Deploy multiple Keras models in Django project

Motivation: currently, I have been working on a Machine Learning project in which I need to deploy not one but multiple Keras models into our production. Our project uses Django as the backend framework, and therefore, I needed to find a way to load Keras models into Django project correctly.

So, the challenges are:
1. How to load a Keras model in Django project?
2. How to load multiple models in the same project?

This blog will tell you how I have solved those 2 challenged and successfully deployed the cool models into production. Let's get started!

  1. How to load a Keras model in Django project?

To be honest, in my first naïve implementation, I loaded the model inside my API view function. In consequence, the model will be loaded every time the API is called. This is a really bad practice because the loading of keras model is not the fastest process in the world (as the model size might goes up to hundreds of Megs). Therefore, this is a heavy, slow, and unnecessary process. If you are interested in my first implementation, the code is as follow:

Although the above code was not qualified for production use (due to the loading time issue), it is still worth noting that there are a couple of key points that I needed to do in order to use the model:

  • Each model needs to be loaded a long with its graph (see _load_model_from_path(path) function). And the graph I used is graph = tf.get_default_graph().
  • Also, model.predict() needs to be called inside graph.as_default().

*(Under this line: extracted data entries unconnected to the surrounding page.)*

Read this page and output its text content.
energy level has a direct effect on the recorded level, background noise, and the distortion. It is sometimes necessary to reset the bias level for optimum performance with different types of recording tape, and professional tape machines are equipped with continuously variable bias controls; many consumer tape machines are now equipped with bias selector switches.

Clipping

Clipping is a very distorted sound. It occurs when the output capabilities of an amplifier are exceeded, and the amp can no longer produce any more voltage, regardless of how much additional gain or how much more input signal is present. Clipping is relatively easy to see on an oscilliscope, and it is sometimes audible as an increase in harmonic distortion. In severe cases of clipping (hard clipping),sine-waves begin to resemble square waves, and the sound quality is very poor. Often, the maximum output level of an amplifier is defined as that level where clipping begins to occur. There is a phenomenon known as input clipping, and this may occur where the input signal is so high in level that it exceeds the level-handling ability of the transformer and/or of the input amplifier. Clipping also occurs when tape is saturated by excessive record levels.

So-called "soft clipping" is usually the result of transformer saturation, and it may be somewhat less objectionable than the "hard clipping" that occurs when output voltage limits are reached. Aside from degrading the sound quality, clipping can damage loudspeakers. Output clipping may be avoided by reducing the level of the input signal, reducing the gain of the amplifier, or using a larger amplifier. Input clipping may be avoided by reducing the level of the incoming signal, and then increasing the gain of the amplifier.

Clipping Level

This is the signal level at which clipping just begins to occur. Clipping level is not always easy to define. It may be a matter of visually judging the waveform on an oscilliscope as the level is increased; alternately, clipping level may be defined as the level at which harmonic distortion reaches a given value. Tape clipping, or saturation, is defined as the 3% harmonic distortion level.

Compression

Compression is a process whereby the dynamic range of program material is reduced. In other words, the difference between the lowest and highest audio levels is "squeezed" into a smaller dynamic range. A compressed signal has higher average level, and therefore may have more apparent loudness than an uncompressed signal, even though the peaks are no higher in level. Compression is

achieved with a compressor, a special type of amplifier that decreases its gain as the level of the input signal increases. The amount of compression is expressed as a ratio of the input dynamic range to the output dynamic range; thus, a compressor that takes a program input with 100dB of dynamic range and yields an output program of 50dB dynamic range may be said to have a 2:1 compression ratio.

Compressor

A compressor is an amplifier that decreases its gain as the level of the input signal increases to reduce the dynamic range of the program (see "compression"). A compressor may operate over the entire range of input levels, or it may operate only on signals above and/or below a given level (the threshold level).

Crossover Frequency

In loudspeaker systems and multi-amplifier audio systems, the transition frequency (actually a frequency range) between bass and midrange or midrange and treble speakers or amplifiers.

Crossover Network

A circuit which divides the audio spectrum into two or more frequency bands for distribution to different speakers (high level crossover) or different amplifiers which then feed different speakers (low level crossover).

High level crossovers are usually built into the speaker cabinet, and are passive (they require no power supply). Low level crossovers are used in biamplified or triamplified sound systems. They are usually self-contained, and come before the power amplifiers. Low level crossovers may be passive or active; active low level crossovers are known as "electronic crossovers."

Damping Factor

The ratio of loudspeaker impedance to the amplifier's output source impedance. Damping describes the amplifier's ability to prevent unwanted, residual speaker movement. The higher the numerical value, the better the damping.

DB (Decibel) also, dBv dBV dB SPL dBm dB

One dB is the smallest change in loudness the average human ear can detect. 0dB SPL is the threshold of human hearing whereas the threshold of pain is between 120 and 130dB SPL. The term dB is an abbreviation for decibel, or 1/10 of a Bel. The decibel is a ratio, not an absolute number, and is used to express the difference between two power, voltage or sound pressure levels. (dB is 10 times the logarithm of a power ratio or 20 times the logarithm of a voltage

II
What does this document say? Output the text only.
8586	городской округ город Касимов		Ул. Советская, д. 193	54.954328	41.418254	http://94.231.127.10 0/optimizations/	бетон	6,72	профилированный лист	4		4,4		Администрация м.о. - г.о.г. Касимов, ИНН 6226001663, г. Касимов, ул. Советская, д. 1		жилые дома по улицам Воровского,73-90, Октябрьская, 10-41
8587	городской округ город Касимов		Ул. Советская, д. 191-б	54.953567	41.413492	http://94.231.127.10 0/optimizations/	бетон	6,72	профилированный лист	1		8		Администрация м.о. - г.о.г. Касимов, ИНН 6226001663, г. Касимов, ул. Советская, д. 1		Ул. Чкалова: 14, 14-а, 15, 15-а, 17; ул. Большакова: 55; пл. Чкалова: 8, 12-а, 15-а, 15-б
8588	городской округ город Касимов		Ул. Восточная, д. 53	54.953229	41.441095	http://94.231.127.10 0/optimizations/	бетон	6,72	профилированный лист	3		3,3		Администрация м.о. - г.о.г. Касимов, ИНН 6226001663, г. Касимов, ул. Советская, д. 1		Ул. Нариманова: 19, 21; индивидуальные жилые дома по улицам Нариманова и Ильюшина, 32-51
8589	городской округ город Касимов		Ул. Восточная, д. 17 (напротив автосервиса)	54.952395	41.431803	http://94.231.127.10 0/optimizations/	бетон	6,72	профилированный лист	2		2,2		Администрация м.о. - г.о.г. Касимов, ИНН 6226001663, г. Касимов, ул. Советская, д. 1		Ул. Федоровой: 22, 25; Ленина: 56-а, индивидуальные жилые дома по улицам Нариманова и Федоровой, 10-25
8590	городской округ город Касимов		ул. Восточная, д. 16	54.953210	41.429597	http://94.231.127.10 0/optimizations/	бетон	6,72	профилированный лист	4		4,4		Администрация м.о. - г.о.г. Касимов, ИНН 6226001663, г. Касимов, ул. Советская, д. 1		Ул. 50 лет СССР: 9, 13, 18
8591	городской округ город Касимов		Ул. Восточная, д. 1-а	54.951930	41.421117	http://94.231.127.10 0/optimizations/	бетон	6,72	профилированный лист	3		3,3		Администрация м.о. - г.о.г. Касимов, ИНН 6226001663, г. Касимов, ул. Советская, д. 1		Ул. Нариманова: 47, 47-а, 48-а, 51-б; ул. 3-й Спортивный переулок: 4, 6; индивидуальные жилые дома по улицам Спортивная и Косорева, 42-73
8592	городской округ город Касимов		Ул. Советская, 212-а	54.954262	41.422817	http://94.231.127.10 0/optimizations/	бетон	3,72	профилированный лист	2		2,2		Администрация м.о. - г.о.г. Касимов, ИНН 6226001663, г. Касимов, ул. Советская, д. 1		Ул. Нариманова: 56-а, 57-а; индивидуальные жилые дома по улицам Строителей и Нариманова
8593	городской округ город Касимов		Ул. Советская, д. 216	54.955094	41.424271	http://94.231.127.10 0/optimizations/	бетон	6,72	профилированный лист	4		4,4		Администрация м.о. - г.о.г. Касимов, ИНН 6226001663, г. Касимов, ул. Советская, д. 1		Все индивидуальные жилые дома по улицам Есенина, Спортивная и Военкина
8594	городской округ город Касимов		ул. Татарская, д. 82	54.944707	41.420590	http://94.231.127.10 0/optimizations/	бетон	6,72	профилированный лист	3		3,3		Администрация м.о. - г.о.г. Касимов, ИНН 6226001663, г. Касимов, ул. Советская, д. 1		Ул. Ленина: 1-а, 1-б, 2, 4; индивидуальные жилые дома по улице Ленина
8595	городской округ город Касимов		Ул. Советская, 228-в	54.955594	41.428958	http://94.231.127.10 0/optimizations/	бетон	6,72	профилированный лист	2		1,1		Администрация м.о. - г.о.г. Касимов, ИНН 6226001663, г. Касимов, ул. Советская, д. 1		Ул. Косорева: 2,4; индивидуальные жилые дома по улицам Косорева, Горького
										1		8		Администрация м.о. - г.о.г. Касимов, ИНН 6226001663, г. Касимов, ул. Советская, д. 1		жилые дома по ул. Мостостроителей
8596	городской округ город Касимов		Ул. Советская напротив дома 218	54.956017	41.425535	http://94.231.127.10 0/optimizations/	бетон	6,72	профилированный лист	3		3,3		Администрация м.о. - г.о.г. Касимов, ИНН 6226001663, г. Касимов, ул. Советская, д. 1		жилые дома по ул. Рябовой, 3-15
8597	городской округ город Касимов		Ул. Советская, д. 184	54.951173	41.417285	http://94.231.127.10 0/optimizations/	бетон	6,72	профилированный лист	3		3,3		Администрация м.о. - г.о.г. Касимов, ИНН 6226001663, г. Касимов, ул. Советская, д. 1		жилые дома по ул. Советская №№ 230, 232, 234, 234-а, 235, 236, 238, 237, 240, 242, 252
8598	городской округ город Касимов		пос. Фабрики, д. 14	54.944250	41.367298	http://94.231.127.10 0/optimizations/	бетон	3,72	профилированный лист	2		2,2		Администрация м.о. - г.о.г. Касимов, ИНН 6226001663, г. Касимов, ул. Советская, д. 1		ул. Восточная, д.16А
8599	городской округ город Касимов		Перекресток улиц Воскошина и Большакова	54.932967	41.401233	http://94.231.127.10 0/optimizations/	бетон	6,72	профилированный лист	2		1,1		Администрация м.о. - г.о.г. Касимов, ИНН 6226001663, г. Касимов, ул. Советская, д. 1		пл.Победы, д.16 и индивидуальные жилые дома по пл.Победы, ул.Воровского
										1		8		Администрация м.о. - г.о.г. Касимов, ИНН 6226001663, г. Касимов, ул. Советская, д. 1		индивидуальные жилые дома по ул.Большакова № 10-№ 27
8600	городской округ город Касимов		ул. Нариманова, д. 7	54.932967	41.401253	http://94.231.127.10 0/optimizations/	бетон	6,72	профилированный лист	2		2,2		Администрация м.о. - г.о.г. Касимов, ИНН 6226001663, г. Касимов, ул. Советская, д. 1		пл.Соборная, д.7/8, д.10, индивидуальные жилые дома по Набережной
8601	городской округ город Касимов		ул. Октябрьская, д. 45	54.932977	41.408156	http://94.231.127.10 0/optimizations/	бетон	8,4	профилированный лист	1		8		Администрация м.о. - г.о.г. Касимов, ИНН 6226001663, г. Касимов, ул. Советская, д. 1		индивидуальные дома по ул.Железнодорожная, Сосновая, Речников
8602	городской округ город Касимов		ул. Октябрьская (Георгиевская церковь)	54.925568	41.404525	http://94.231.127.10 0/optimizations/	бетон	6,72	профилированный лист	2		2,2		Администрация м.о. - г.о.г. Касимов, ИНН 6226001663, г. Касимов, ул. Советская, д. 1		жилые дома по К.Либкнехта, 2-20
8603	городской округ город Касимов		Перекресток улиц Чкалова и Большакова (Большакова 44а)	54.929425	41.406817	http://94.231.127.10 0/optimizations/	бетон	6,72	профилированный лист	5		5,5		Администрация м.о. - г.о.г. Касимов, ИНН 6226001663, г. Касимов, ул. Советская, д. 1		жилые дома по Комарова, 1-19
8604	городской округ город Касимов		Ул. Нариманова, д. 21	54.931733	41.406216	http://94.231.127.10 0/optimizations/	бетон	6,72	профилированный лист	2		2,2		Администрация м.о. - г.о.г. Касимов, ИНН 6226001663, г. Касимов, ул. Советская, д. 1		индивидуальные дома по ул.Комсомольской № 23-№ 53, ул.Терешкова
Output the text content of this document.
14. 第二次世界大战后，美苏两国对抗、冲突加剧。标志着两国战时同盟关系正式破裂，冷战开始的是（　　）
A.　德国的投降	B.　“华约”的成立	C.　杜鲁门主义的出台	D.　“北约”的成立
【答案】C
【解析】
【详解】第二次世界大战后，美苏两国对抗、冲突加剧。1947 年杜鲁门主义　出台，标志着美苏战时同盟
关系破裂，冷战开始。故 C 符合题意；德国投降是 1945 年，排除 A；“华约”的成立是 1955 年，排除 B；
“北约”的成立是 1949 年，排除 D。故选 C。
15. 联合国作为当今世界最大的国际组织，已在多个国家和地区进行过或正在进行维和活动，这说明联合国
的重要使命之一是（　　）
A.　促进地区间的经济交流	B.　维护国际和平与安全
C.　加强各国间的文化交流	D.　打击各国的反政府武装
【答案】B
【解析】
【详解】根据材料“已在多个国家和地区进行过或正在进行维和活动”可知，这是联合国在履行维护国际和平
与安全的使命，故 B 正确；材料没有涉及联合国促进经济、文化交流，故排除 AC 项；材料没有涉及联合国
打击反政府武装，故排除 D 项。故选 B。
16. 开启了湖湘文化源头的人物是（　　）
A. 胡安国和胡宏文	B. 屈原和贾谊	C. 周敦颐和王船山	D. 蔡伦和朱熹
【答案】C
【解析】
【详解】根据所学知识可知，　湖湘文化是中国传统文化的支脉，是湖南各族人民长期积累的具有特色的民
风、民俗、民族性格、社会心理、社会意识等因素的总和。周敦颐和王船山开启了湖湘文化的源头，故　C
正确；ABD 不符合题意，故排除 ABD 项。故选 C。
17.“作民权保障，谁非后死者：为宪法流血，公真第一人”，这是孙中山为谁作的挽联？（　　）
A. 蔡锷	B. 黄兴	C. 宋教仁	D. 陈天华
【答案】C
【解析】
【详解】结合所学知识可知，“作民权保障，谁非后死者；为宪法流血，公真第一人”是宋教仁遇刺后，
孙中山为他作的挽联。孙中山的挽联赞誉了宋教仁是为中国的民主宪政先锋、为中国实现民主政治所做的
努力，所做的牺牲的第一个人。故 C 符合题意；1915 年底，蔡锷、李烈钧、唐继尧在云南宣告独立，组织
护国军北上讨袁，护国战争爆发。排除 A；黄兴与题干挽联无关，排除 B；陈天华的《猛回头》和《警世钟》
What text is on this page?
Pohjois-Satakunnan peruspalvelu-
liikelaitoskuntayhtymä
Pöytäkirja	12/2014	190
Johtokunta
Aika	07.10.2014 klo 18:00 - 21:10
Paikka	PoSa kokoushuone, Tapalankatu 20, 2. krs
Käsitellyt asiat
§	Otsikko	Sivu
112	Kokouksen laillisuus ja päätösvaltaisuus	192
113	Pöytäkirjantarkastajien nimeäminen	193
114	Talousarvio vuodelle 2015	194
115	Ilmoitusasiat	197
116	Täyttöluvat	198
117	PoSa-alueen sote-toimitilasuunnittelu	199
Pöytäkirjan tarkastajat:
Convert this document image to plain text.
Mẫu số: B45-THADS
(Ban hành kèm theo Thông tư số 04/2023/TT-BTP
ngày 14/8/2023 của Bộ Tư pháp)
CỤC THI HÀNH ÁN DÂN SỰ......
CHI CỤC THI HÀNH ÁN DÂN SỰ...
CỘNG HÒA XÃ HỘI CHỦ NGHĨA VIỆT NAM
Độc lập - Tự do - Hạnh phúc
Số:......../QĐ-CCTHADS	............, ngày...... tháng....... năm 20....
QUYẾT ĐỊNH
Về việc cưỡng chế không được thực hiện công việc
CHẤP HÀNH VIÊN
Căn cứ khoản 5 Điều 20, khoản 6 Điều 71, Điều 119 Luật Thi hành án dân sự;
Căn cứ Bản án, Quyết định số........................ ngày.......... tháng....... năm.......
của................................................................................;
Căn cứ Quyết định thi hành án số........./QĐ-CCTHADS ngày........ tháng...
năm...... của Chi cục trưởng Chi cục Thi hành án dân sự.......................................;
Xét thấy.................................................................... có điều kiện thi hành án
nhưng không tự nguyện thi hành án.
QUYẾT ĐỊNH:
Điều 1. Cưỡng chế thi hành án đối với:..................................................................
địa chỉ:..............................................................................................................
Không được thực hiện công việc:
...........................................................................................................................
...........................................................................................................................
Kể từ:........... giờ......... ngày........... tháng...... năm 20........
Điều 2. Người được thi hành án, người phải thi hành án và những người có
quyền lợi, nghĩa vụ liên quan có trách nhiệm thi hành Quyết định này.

After having keras model callable in Django, I needed to figure out a proper way to preload keras model in advance, so that I won't need to load every time the API is called. Fortunately, the idea is simple: load model as global variable. However, there comes to another question: Where should we load that global variable? The short answer is: the loading can be done in the project file since that is the file that Django has to always load when the server starts (alternatively, you can put in other files/modules as well, just make sure that the selected file/module is called when the server starts). The code is as follow:

2. How to load multiple models in the same project?

Now, we have our modal preloaded. It seems really cool. The next question is how to load multiple models in one project? Easy, right? (just call load_model() from keras.models as many times as you want 🤔). Unfortunately, the actual implementation wasn’t that straight forward (at least for me, I faced a lot of tensorflow/keras error messages, mainly because of the incorrect graph issues). At the end, I figured out the correct way to do is: create default graph for each model, and use that correspondent graph when model.predict() is called.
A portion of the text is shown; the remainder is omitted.